One thing the GEDCOM specification does not provide are GEDCOM usage rules.
In the absence of such rules, several conventions have arisen.
This article documents these conventions as best practice.
GEDCOM is an abbreviation of GEnealogical Data COMmunication, and it is always written ALL-UPPERCASE. That is how the GEDCOM specification does, so that is how it is done.
Not only some users, but some vendors (!) write Gedcom
or gedcom
.
If you are such a vendor, you can of course ignore this advice. However, you
should be aware that such usage not only invites mild ridicule, but also is a
red flag to any experienced genealogy software reviewer. Not even writing GEDCOM
correctly raises immediate doubts about how serious you take GEDCOM support, and
thus directs the reviewer’s attention to the application GEDCOM support as an
area for review.
GEDCOM is an abbreviation. As a general rule, it is good to explain an abbreviation on its first use.
However, to do so again and again in every review of genealogy software would be insulting to your readers. It is perfectly fine to presuppose some level of knowledge. Readers who comes across it for the first time will probably deduce that it is some genealogical file format from the context already.
Readers that do not recognise what GEDCOM is from the context can always look it up. If you have a introductory article on GEDCOM, you can link to it.
Genealogy application documentation often includes a brief explanation of GEDCOM in the section about import and export of files. Many also have an appendix that explains common jargon.
This website has a Genealogy Jargon page. It is one of the informative pages that every page on this site links to. If you like it, feel free to link it to yourself.
GEDCOM arguably does not have a plural form. It is a file format. We do speak of one GEDCOM file and two GEDCOM files.
However, in colloquial speech we often talk about a GEDCOM
.
That colloquial usage should not be encouraged in writing, but when you do find
yourself referring to a bunch of GEDCOMs
, the plural form is formed by appending
a single lower-case s.
The GEDCOM specification is not published by an internationally recognised standard body, but by the Family History Department, a department of the Church of the Latter Day Saints (LDS). They tend to insist that you spell out their full name, which is The Church of Jesus Christ of Latter-day Saints, so the LDS abbreviation is a true blessing. It is common to omit any mention of the Family History Department and simply say that GEDCOM is a specification of the LDS.
Despite some confused claims to the contrary, GEDCOM is a standard.

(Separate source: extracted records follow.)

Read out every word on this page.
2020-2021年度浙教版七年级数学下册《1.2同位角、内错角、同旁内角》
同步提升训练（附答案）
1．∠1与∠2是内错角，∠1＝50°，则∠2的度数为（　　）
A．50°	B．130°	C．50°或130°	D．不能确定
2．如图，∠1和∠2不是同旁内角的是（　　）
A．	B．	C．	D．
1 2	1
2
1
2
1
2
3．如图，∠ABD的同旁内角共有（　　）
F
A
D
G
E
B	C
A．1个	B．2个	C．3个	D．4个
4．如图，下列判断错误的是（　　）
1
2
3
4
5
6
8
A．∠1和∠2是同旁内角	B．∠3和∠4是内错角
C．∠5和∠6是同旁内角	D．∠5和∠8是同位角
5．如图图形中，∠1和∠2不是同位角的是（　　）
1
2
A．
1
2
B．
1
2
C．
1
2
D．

The full name of version 5.5 of the GEDCOM specification is The GEDCOM Standard Release 5.5
,
but GEDCOM is not a standard merely because it includes Standard
in its name.
All that confirms is that the creators of GEDCOM want you to think of GEDCOM as
a standard.
GEDCOM is a standard. However, as it is not published or endorsed by an internationally recognised standards body it is not a de jure standard, but merely a company-specific specification that soon after its creation became the de facto standard for data exchange between different genealogical applications.
There are multiple versions of GEDCOM. Specific versions are referred to by
including the version number directly after the word GEDCOM. For example,
version 5.5 of the GEDCOM specification is commonly referred to as GEDCOM 5.5
.
It is not incorrect to write GEDCOM version 5.5
or even use the full name, The GEDCOM Standard Release 5.5,
but it somewhat unusual to do so.
Officially, the current (2009 Jul 23) version of GEDCOM is GEDCOM 5.5. However, most genealogical application have been using GEDCOM tags introduced in GEDCOM 5.5.1 for years. So, practically, GEDCOM 5.5.1 is the current version of GEDCOM.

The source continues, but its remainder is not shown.